The Bank of England’s current policy of pumping currency into the economy and maintaining interest rates at 0.5% is expected to continue until the final quarter of next year in order to balance low inflation and counter a likely increase in taxes, according to the latest Business Trends report by accountants and business advisers BDO Stoy Hayward LLP.
The BDO Inflation Index shows that, despite historically low interest rates and the unprecedented quantitative easing programme, price pressures in the economy remain low.
The index edged up in August to 92.0 from 91.0 in July and if inflationary pressures remain subdued as expected, Mervyn King will have licence to print more money and keep interest rates at 0.5% well into 2010.

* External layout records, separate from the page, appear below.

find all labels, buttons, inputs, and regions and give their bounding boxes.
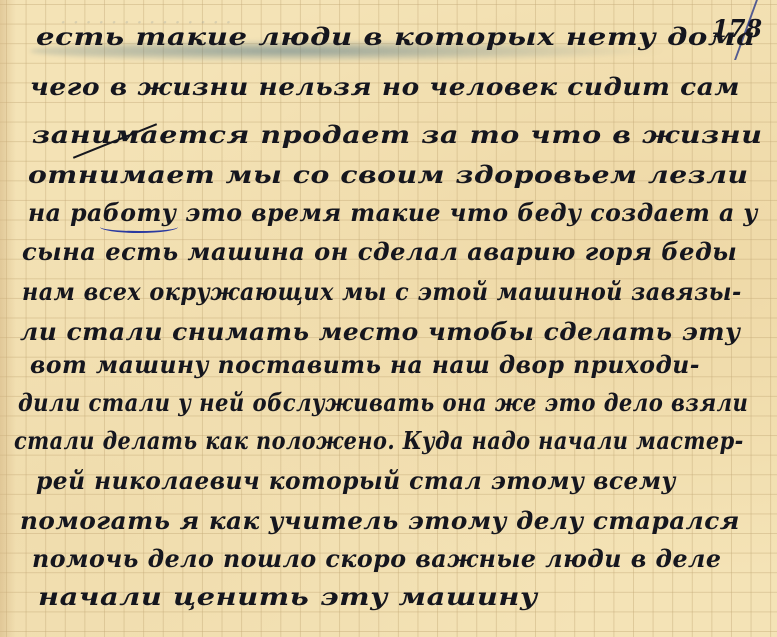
text-line-15: начали ценить эту машину bbox=[38, 582, 538, 611]
text-line-8: ли стали снимать место чтобы сделать эту bbox=[20, 317, 740, 346]
text-line-14: помочь дело пошло скоро важные люди в де… bbox=[32, 544, 721, 573]
text-line-4: отнимает мы со своим здоровьем лезли bbox=[28, 160, 749, 189]
text-line-13: помогать я как учитель этому делу старал… bbox=[20, 506, 740, 535]
page-edge-shading bbox=[0, 0, 16, 637]
text-line-7: нам всех окружающих мы с этой машиной за… bbox=[22, 277, 742, 306]
blue-underline-correction bbox=[100, 221, 178, 233]
text-line-1: есть такие люди в которых нету дома bbox=[36, 22, 756, 51]
text-line-12: рей николаевич который стал этому всему bbox=[36, 466, 676, 495]
text-line-11: стали делать как положено. Куда надо нач… bbox=[14, 426, 744, 455]
text-line-2: чего в жизни нельзя но человек сидит сам bbox=[30, 72, 740, 101]
text-line-10: дили стали у ней обслуживать она же это … bbox=[18, 388, 748, 417]
text-line-6: сына есть машина он сделал аварию горя б… bbox=[22, 237, 737, 266]
manuscript-page: · · · · · · · · · · · · · · 178 есть так… bbox=[0, 0, 777, 637]
text-line-9: вот машину поставить на наш двор приходи… bbox=[30, 350, 700, 379]
text-line-3: занимается продает за то что в жизни bbox=[32, 120, 763, 149]
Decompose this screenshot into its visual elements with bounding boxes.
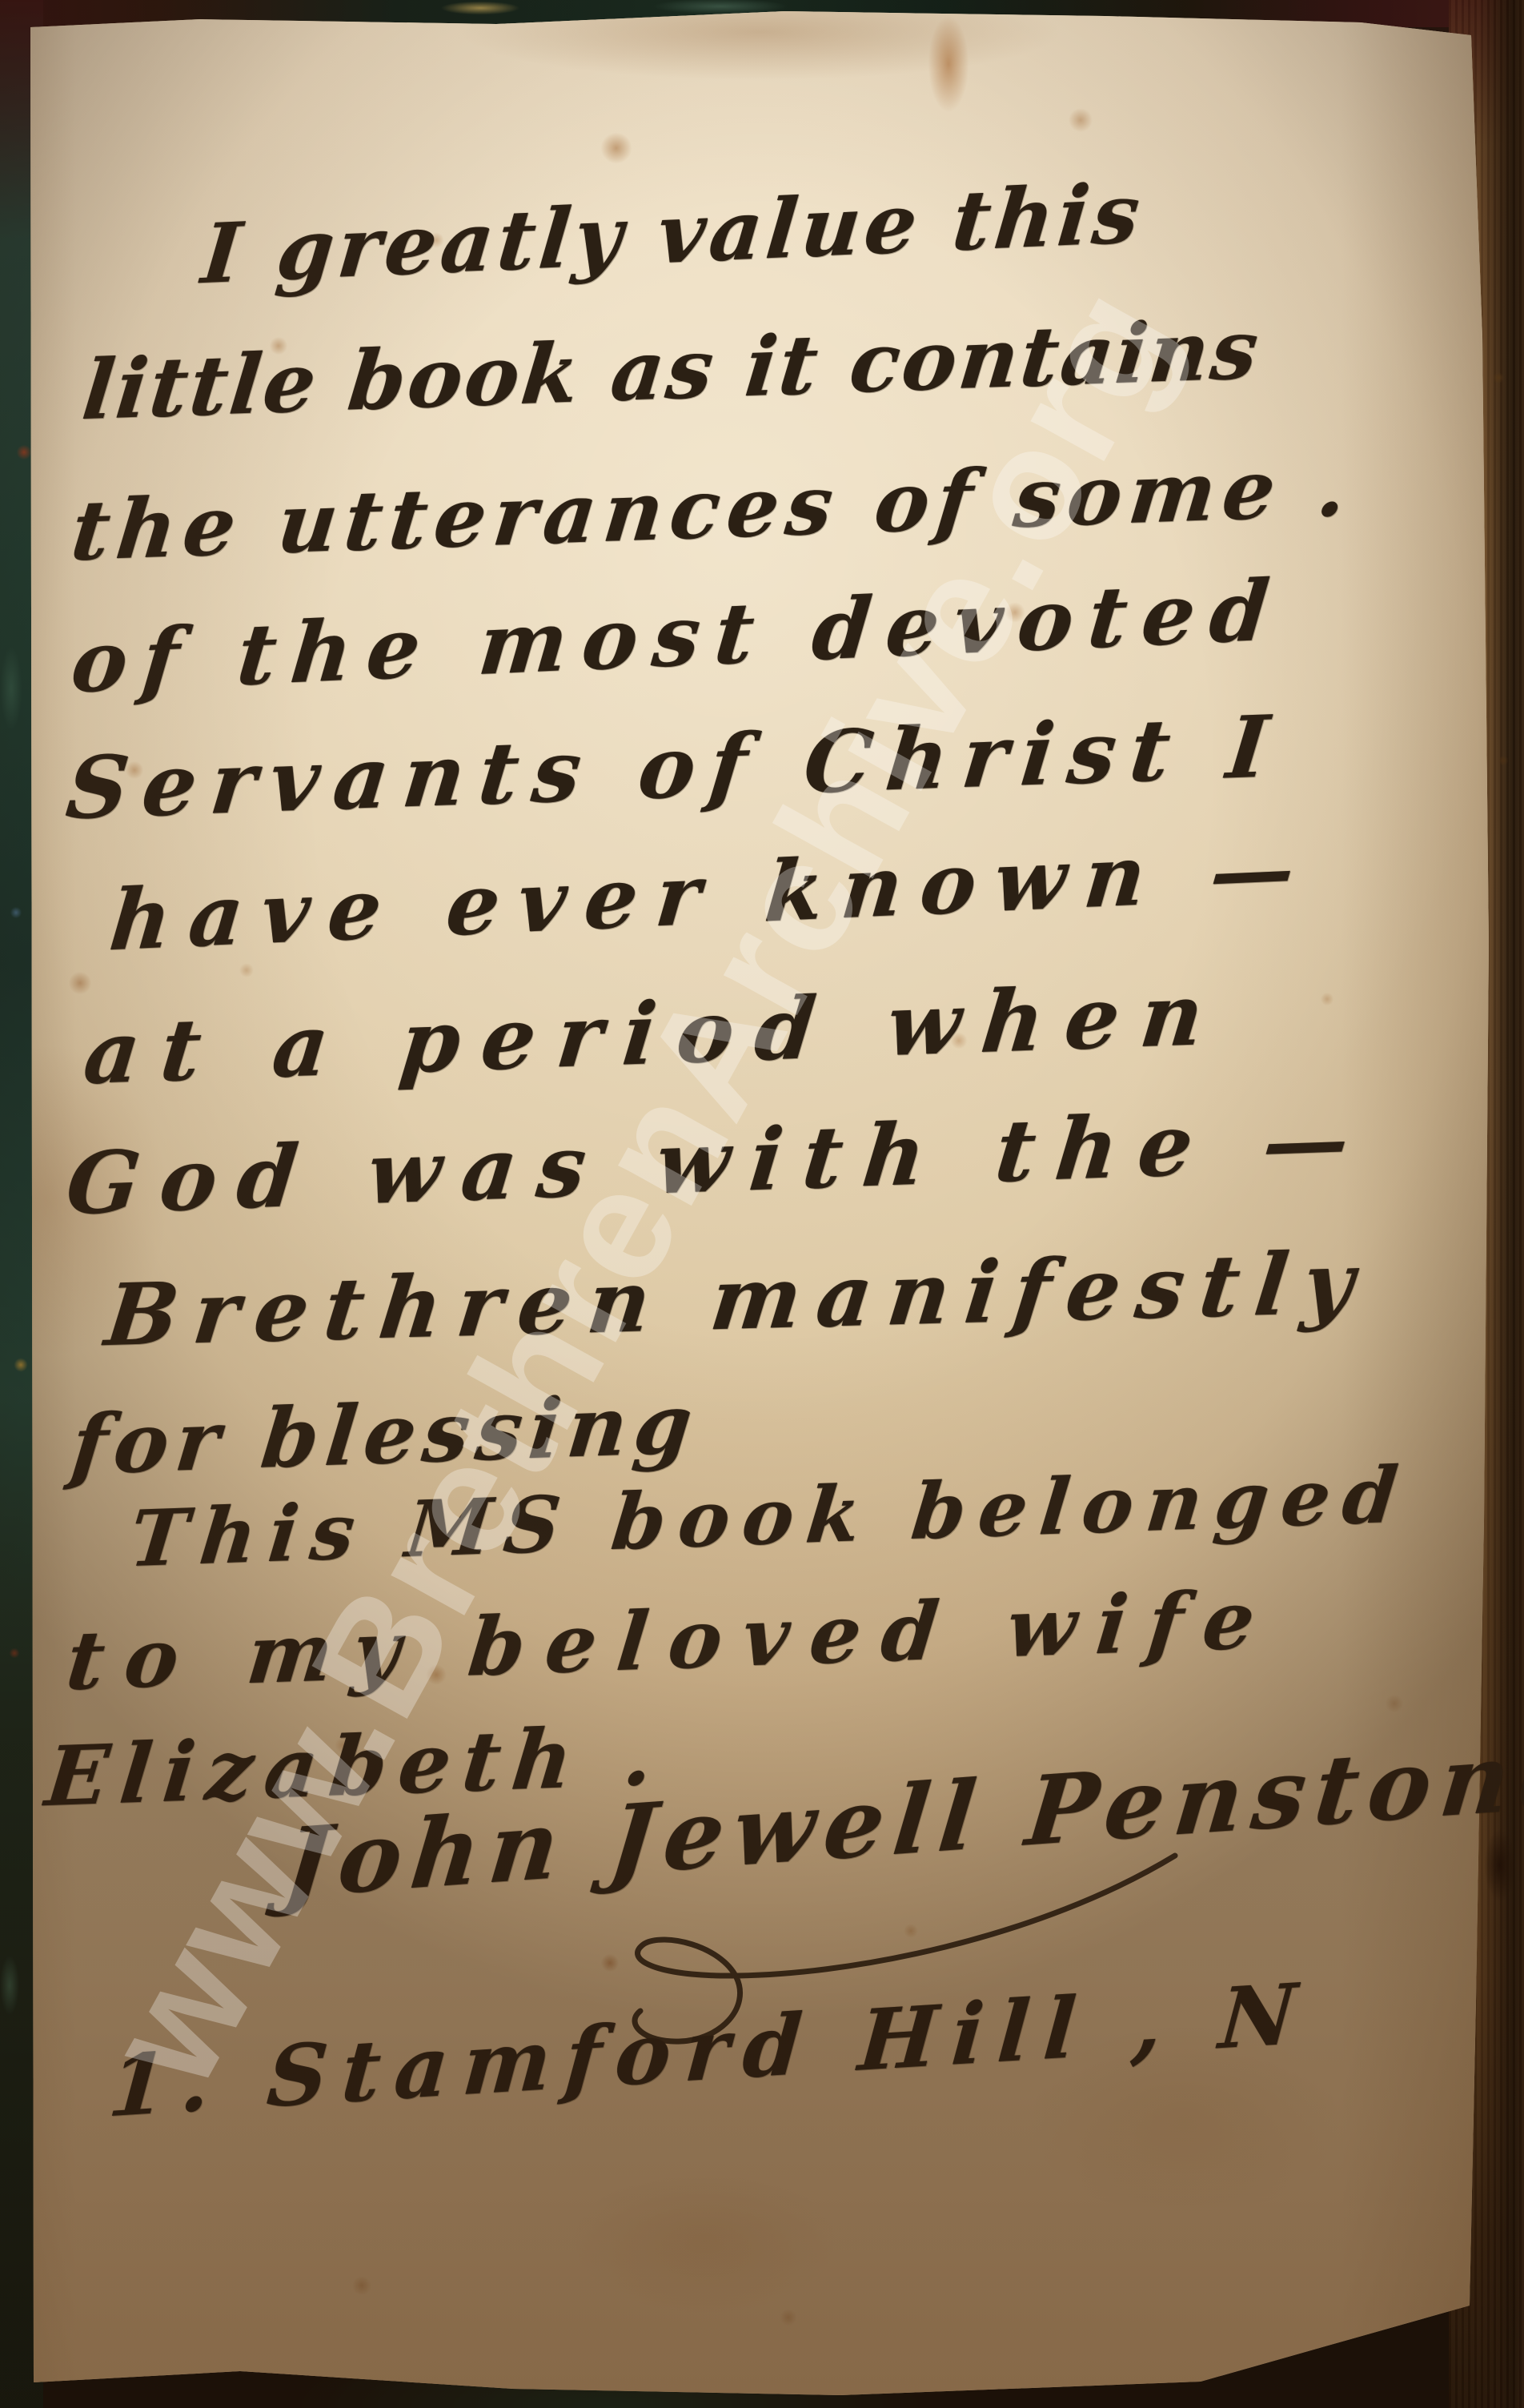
photograph-of-manuscript: I greatly value this little book as it c… xyxy=(0,0,1524,2408)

In addition, the Output and Optimism indices, which measure short run turnover expectations and business confidence, point to an imminent end to the recession in Q3, with both indicators rising above the crucial 95 mark which indicates expansion ahead. Output and optimism for the manufacturing sector have climbed from a record low of 79.4 in March to 95.4 in August, signalling growth in the sector for the first time since July 2008.
Kim Hayward, partner at BDO Stoy Hayward in Southampton, said: “The fiscal deficit is expected to reach 14% of GDP so the Chancellor will believe that his key challenge for 2010 will be to address this. We are already seeing Alistair Darling move to plug the black hole, raising fuel duty by 2p and increasing VAT by 2.5% from 1st January 2010.
“However, there are very significant risks to this in a period when the economy is still very fragile. Consumer spending has helped keep the economy afloat but the Chancellor will have to throw consumers a life raft in 2010. This means a continuation of quantitative easing and low interest rates is almost inevitable.”